Among the highest-volume names, Bosch Thermotechnik GmbH looks stronger on efficiency at 4.69 SCOP across 3,602 models, ahead of Ariston at 4.66 across 2,618 models and Daikin at 4.44 across 14,668 models (brand_share). But the corpus does not provide brand-level average outdoor noise, so it is not possible to say whether the largest manufacturers sit closer to the quiet end or the noisy end of the market overall.
What the shortlist data does show is that the extreme quiet leaderboard is dominated by small names rather than the volume leaders. WAMAK occupies 11 of the top 15 quietest slots, mostly at 1 dB, while Panasonic appears once at 5 dB with a test-labelled entry (top_models). None of the biggest-volume manufacturers dominate the top-SCOP shortlist either; that list is led by Risch, Master Therm, Hoval, Waterkotte, ProCalor, Walter Bösch, Kermi and NIBE (top_models).

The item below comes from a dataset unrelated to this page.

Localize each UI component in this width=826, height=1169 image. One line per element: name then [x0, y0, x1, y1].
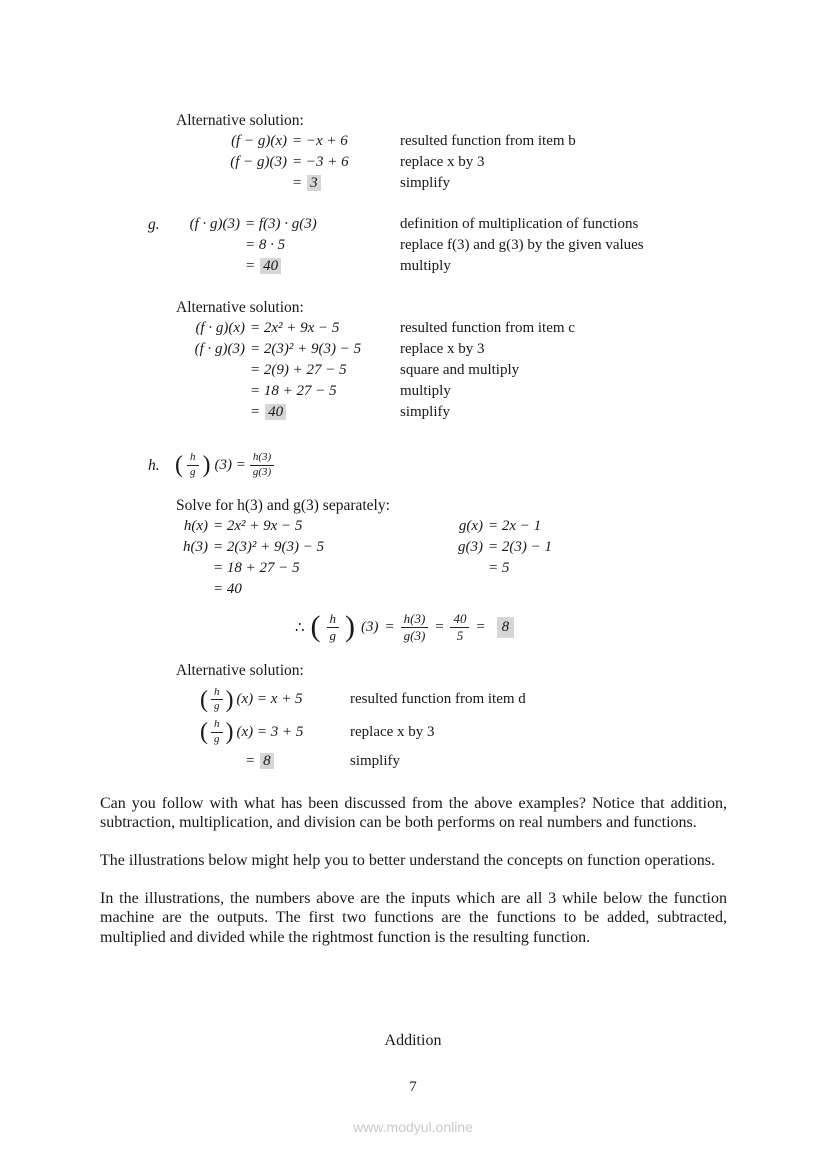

Refrigerant effects: why R290, R32, and others cluster differently
The refrigerant story is thin but still revealing. Across the whole market, R32 accounts for 13,935 models, while R290 accounts for only 537; natural refrigerants overall make up 3.27% of listings (market_index_snapshot). That means any buyer using R290 heat-pump catalog filters is searching a much smaller segment than the R32 catalog (market_index_snapshot).
The quietest 10 R290 models in the corpus are all air-air units, with outdoor noise ranging from 2 dB to 59 dB, and none of them report SCOP in the supplied list (top_models). So the corpus does not support a quantified R290-versus-R32 SCOP comparison, nor does it support the claim that one refrigerant systematically explains the quiet-efficient split by itself.
What it does show is that refrigerant choice explains only part of the story because the best efficiency performers in the supplied top-SCOP list do not expose refrigerant data at all (top_models). For buyers, the practical implication is to treat refrigerant as a secondary filter after type, SCOP and declared sound power, and to cross-check definitions in the refrigerants reference and methodology notes.
What buyers can actually do: shortlist rules for installers and consumers
The safe rule from this dataset is to shortlist by type first, not by marketing claims around “quiet” alone. If the project can support water-water or ground-water, the average efficiency and noise numbers are materially better than for air-water: 6.15 SCOP / 42.0 dB for water-water, 4.77 / 58.8 dB for ground-water, and 4.54 / 59.8 dB for air-water (type_efficiency).
Second, compare model pages rather than assuming the quietest leaderboard overlaps with the efficiency leaderboard. WAMAK, s.r.o. BW 11 EVI is listed at 1 dB and 5.4 SCOP, while WAMAK, s.r.o. TWW 48 EVI reaches 6.8 SCOP at the same 1 dB listing (top_models). That spread inside one ultra-quiet cluster is nearly 1.4 SCOP points by itself (top_models).
Third, treat outlier acoustic figures carefully. The corpus contains 0 dB, 1 dB and 2 dB outdoor-noise entries that are far below the all-market average of 61.3 dB (market_index_snapshot; top_models). Installers and journalists should read those as EPREL records first, and physical products second, until the underlying test basis is checked on the product fiche.
Sources
- market_index_snapshot — Househeating Pulse · Market Index v1, computed from EPREL Public API. Snapshot: 2026-06-22.
- top_models — EPREL Public API via Househeating Pulse catalog. Snapshot: 2026-06-22.
- type_efficiency — EPREL Public API · type aggregation. Snapshot: 2026-06-22.
- brand_share — EPREL Public API · brand-share aggregation. Snapshot: 2026-06-22.